Un’attivazione dei TLR perciò corrisponde ad un “segnale di pericolo” per le cellule dendritiche e dunque favorisce una reazione immunitaria nei confronti degli antigeni presentati dalla cellula dendritica ai linfociti.
Alcuni studi molto recenti pubblicati su “The British Journal of Nutrition” e su “Food and chemical toxicology” hanno dimostrato una correlazione tra l’alimentazione e l’attivazione di TLR.
E’ perciò possibile che l’assunzione di alcuni cibi sia vista come un “segnale di pericolo” da alcune cellule e possa indurre, nel fisiologico processo di verifica degli antigeni cellulari da parte delle cellule dendritiche, una risposta immunitaria al posto di una risposta di tolleranza nei confronti di antigeni normalmente presenti su cellule sane e quindi verso antigeni che secondo la precedente classificazione sarebbero considerabili come “antigeni self”.

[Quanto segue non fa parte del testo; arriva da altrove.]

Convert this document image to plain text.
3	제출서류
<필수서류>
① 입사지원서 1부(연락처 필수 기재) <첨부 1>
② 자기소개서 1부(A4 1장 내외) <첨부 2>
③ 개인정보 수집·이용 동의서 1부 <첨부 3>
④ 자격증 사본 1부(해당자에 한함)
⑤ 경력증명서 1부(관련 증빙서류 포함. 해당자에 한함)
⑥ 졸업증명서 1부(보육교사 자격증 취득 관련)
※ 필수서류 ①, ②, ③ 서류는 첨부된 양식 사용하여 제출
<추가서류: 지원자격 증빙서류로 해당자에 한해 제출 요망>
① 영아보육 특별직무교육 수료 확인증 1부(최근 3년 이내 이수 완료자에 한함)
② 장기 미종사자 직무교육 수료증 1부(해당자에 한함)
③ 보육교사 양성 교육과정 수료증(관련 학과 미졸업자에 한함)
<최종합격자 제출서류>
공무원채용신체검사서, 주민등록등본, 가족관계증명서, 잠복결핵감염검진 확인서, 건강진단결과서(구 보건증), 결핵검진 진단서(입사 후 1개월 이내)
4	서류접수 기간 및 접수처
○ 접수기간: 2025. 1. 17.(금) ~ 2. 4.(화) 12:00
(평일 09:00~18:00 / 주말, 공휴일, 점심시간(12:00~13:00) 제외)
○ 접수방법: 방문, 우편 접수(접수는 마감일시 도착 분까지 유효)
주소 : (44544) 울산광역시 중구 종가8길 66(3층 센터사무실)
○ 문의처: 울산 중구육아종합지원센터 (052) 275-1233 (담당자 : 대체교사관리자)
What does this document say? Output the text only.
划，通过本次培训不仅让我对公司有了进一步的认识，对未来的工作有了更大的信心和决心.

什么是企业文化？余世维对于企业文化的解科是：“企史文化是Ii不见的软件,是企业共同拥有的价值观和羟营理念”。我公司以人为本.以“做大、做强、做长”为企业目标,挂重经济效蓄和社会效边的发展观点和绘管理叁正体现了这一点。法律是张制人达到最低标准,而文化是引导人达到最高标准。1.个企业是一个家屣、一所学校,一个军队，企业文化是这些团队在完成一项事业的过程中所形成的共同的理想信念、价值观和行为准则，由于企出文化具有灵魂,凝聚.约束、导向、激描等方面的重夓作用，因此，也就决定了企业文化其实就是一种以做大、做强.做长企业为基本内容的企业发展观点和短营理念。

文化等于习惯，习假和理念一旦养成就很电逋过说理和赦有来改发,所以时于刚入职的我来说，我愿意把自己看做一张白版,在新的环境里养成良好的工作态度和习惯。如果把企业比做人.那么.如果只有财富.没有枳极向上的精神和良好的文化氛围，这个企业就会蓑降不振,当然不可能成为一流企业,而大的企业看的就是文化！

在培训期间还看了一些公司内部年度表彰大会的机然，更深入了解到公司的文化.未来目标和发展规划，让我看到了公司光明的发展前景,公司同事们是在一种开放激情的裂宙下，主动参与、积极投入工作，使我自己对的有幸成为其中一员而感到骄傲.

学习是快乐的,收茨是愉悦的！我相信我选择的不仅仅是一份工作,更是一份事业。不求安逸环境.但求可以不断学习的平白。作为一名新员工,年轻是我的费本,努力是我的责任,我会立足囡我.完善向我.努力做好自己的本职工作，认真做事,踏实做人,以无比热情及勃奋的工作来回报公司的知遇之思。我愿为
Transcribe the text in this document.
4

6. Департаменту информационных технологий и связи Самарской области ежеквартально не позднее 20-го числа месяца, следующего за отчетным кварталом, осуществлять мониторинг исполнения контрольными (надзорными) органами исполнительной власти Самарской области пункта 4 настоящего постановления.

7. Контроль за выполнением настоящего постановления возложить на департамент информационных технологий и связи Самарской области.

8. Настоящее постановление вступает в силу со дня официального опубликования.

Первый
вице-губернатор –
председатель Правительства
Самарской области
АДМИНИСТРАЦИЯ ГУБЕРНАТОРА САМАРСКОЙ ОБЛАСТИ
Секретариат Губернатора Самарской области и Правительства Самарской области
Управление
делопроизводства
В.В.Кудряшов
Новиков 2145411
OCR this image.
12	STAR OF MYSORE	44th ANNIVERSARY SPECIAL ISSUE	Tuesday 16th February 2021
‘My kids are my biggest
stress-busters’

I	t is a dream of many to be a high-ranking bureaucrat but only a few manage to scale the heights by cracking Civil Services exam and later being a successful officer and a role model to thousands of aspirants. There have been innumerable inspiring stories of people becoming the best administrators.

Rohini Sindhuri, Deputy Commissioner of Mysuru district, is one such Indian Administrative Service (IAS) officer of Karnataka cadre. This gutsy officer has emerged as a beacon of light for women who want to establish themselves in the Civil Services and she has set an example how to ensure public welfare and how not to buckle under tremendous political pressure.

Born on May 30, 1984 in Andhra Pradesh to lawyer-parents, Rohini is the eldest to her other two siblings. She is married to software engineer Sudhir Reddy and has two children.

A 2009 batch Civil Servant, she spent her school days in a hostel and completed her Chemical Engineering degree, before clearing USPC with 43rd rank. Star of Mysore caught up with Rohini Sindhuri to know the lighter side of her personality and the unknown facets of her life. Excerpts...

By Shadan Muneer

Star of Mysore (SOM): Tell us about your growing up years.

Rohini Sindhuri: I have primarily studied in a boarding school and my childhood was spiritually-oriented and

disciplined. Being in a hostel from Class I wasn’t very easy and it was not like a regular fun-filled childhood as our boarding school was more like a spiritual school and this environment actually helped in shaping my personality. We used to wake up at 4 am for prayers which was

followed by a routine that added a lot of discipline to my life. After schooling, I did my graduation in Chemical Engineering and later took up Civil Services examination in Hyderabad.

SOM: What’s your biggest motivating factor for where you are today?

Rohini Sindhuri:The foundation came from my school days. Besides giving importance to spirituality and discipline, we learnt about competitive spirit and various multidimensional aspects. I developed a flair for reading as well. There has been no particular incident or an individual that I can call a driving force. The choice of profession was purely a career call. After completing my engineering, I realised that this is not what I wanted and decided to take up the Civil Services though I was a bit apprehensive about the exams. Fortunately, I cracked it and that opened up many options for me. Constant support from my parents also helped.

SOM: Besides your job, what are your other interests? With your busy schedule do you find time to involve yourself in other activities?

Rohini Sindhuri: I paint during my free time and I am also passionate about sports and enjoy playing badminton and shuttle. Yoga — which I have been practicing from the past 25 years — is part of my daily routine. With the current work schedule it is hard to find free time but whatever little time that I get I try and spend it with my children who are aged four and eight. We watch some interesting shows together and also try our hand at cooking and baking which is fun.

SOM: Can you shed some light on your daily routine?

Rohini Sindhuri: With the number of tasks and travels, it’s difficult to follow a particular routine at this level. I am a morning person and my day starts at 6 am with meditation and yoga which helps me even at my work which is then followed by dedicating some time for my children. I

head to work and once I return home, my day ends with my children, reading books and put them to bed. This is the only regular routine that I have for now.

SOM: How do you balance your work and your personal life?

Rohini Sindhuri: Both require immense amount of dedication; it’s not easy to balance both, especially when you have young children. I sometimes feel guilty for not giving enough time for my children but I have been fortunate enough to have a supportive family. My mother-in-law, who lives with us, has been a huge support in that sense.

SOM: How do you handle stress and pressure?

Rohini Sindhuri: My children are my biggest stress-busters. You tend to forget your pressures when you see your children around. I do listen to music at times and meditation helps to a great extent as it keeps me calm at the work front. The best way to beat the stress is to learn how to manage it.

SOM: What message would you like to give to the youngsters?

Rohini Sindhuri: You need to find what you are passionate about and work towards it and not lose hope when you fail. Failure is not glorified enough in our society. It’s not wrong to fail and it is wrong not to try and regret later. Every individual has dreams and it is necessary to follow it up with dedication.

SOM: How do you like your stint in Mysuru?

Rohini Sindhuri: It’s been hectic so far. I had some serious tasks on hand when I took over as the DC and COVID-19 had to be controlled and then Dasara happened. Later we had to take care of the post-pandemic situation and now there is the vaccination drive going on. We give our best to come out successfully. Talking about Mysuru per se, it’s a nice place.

Ecco quindi un possibile collegamento tra l’assunzione di cibi con rilevanza per il sistema immunitario (per esempio nel caso dell’infiammazione da cibo) e patologie autoimmuni, in particolar modo se si parla di patologie autoimmuni dipendenti dall’azione dei CTL (linfociti T citotossici). Infatti sarà quindi più probabile che nelle operazioni di controllo da parte delle nostre cellule in caso di infiammazione da cibo il nostro sistema immunitario sia indotto a cadere in errore, con tutte le sue possibili conseguenze.
Questi dati evidenziano come una chiave di lettura che guardi all’infiammazione e alla qualità dei cibi come prevenzione meriti tutta l’attenzione del mondo scientifico per le sue molteplici implicazioni e conseguenze sulla salute dell’individuo. Ignorare queste correlazioni significa non disporre di tutte le armi per prevenire o contrastare queste patologie.